彼岸へ。
菜美史郎
第1話 プロローグ
この冬は寒さが厳しい。
そのわりに雪があまり降らず、なんだかもの足りない気分だ。
わが地域は、例年一月から二月にかけ、一日や二日は十センチか二十センチくらいの積雪がある。
「あまり雪が降らない年は、米が不作だ」
農業をいとなむ人のほとんどが、そんなふうに言う。
とにかく、日照りつづき。
いざ田植えとなっても、水がなくてはどうにもなるまい。
今どき昔のごとく、水あらそいが起きることなどないだろうが、念のために、今宮神社に詣でてみたくなる。
ある日の昼下がり。
気晴らしがてら、息子とともに見晴らしのいい場所に行ってみることにした。
赤石橋のたもとから川べりに出ると、はるか北方に、青空を背にした日光連山をはっきりと目にすることができた。
空気の冷えた、冬晴れならではの景色。
山肌が黒っぽく、雪をかぶっているのはほんの一部分である。
富士に似た男体山を見ていると、若い頃のことを思い出した。
今から思えば、幼い恋。
しかしそれだけに純粋で、真剣だった。
そんな恋が、半世紀前、あの山のふもとの湖のそばであった。
年がいもなく、胸がきゅっとしめつけられそうになり、わたしはあわてた。
男体山は気の遠くなるほどの時間をかけて誕生したらしい。
今は噴火を休んでいるだけらしい。
ひとりの年寄りの恋の記憶など知りもせぬわ、といった風情で、お山はどっしりとたたずんでいた。
三月二十日、中禅寺湖畔に向かった。
墓地に葬られている義母の姉をたずねるためである。
オフシーズンのいろは坂。
車の渋滞もなく、路面にアイスバーンもなかった。
明智平を過ぎ、長いトンネルに入ると、一種、異様な感覚にとらわれた。
壁面を淡いライトが照らしだす。
まるで巨大な首長りゅうのはらの中を探検している気分になる。
湖が近づいたせいだろうか、急に、長いくだり坂になった。
閉所恐怖のわたしは息がつまりそうになる。
まもなく、墓地に到着。
墓参する人の群れはちらほら。
年配の男女がふたり、それぞれ別の墓地で、掃除を始めようとしていた。
墓地は高い木々におおわれているため、直接、日差しが差し込むことがない。
どの墓地も苔むしていて、じとじとした感じである。
わたしと息子は、懸命に、大量の枯れ葉を両手でとりのぞいた。
時折、胸のあたりがきゅっきゅっと痛む。
持病をかかえての小旅行である。
「しょうがないですわね。
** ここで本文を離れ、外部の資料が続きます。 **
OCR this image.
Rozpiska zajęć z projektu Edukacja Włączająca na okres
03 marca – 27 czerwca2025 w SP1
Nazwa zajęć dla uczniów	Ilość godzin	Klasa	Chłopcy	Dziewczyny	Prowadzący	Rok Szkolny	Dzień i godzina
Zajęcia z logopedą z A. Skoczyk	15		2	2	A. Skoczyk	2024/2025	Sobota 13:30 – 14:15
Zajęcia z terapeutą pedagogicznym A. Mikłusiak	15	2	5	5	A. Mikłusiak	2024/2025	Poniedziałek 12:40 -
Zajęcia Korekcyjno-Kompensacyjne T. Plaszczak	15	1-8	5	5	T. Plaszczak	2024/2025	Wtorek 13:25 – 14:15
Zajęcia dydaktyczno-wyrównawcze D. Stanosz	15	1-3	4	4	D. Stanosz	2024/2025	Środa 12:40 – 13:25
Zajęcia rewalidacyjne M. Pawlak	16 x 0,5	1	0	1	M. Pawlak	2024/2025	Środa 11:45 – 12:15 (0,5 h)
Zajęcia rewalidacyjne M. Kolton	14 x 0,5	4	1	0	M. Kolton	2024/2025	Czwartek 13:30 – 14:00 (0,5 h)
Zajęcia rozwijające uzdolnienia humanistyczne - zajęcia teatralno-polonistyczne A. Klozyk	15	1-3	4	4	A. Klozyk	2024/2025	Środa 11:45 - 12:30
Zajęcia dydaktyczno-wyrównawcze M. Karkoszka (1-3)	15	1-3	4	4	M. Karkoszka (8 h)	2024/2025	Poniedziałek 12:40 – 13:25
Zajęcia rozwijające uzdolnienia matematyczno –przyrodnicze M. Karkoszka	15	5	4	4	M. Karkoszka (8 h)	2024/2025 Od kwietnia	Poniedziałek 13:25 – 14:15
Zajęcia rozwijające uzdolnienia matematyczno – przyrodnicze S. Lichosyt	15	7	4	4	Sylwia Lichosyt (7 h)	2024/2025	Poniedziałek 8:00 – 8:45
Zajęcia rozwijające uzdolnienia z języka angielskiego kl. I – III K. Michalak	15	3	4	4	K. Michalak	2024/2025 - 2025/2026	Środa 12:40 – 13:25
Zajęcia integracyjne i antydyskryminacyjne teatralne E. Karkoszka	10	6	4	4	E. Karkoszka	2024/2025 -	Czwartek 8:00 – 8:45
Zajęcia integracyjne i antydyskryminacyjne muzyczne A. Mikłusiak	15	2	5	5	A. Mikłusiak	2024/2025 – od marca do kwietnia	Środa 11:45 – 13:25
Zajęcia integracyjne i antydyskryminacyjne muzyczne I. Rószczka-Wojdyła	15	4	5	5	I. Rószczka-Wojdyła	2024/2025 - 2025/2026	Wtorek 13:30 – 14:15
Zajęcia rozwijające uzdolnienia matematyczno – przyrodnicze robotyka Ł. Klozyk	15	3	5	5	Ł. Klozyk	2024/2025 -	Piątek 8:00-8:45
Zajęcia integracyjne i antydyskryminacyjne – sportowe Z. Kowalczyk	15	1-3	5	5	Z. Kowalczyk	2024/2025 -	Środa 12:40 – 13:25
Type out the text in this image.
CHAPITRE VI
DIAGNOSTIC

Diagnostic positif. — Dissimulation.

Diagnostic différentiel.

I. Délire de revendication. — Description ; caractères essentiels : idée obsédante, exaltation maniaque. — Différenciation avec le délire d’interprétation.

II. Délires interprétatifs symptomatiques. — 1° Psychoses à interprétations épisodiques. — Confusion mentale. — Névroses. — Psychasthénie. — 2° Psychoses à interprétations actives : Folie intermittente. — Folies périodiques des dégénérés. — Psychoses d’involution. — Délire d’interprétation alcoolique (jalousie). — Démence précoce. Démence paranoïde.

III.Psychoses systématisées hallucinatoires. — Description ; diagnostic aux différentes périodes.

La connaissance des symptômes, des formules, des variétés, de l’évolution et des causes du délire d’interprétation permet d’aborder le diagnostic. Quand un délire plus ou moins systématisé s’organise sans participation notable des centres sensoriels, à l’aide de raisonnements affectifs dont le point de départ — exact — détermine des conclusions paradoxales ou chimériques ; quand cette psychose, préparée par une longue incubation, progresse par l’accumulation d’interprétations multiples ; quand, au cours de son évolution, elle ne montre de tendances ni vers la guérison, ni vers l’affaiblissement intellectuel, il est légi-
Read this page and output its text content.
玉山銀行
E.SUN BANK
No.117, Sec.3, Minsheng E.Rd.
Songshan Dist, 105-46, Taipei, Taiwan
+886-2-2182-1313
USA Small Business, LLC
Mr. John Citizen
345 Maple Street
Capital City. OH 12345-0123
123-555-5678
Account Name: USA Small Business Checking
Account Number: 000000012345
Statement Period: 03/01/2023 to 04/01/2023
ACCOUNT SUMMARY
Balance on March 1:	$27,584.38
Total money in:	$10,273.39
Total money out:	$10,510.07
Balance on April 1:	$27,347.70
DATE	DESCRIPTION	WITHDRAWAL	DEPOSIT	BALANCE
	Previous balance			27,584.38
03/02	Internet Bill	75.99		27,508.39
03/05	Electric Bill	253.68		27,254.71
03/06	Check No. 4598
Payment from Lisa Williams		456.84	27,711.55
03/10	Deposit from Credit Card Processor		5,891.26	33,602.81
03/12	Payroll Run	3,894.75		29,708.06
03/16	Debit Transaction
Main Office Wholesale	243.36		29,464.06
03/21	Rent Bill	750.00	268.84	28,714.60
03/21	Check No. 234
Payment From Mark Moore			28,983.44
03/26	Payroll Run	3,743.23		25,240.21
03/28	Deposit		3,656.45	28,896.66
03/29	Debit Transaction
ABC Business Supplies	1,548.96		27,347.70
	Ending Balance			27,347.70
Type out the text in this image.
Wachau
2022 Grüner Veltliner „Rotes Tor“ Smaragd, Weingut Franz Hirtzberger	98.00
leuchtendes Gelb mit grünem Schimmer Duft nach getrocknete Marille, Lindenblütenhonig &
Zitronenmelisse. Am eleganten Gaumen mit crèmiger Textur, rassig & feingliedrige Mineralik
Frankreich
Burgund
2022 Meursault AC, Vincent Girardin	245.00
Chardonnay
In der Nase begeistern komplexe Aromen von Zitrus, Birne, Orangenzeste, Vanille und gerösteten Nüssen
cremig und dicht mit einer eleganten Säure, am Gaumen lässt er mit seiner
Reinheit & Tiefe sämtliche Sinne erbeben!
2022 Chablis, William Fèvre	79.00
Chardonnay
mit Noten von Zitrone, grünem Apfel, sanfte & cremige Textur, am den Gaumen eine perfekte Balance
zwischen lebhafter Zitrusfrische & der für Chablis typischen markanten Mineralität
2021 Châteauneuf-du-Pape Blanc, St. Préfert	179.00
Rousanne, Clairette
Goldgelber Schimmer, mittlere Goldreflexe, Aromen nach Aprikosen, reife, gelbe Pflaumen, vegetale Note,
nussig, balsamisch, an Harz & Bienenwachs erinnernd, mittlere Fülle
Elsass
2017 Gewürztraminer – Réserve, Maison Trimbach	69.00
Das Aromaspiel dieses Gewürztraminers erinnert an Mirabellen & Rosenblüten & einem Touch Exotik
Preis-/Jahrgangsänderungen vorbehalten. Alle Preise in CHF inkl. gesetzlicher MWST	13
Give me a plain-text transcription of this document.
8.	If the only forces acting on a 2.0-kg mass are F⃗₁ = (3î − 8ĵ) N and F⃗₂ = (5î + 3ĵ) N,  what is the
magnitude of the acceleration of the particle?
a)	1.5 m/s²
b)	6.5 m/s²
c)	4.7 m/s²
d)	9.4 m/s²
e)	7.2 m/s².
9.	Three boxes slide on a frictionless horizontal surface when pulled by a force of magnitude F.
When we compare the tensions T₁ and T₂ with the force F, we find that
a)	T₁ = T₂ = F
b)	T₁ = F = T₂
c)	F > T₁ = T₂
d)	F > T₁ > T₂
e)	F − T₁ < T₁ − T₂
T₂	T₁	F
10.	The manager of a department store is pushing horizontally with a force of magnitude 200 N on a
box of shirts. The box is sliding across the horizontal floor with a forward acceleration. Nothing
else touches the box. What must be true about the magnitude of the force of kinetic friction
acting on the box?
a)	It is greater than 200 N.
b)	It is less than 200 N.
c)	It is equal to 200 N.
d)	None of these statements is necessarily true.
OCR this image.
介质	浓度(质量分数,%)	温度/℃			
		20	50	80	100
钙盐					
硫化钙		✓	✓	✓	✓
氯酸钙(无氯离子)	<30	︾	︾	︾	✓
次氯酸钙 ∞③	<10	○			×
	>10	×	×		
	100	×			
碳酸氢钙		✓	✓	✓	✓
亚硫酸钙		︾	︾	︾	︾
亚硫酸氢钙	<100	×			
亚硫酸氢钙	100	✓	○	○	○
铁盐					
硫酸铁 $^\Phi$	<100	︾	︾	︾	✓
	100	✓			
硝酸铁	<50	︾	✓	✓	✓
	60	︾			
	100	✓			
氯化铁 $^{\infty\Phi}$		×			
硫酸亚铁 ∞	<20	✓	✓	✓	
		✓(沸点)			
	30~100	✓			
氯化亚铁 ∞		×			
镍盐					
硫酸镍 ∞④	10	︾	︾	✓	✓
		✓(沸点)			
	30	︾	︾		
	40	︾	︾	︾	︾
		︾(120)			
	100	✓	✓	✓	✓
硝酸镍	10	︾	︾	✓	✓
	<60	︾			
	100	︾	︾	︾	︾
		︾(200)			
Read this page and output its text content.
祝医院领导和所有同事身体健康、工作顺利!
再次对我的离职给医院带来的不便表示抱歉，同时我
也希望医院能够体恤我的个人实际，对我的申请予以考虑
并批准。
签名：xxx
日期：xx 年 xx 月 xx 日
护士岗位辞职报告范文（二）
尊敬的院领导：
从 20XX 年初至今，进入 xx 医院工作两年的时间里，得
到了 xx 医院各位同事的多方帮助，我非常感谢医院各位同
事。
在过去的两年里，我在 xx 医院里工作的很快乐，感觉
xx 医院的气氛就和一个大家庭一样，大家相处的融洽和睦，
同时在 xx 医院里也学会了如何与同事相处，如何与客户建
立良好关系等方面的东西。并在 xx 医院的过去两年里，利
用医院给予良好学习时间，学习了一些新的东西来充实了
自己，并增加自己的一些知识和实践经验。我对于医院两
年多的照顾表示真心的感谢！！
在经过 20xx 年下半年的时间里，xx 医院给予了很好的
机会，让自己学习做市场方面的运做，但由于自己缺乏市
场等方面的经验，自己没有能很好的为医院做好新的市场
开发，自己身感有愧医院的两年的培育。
この枯れ葉には」
眼鏡をかけた婦人が、わたしたちのそばを通りながら、顔をしかめる。
わたしたちは線香とぼたもちをたむけてから、立ち上がった。
ふたりならんで両手を合わせ、亡きおばの魂が安らであるようにと祈った。
「積雪がこのくらいなら、りゅうずのたき、大丈夫だろうね」
「うん、きっと大丈夫だよ。お父さん、行ってみようよ」
めずらしく、息子がほほえんだ。
いつもより厚着をしているし、ちょっとくらいタイヤが雪ですべっても、と、わたしはあえて龍頭の滝に向かうことにした。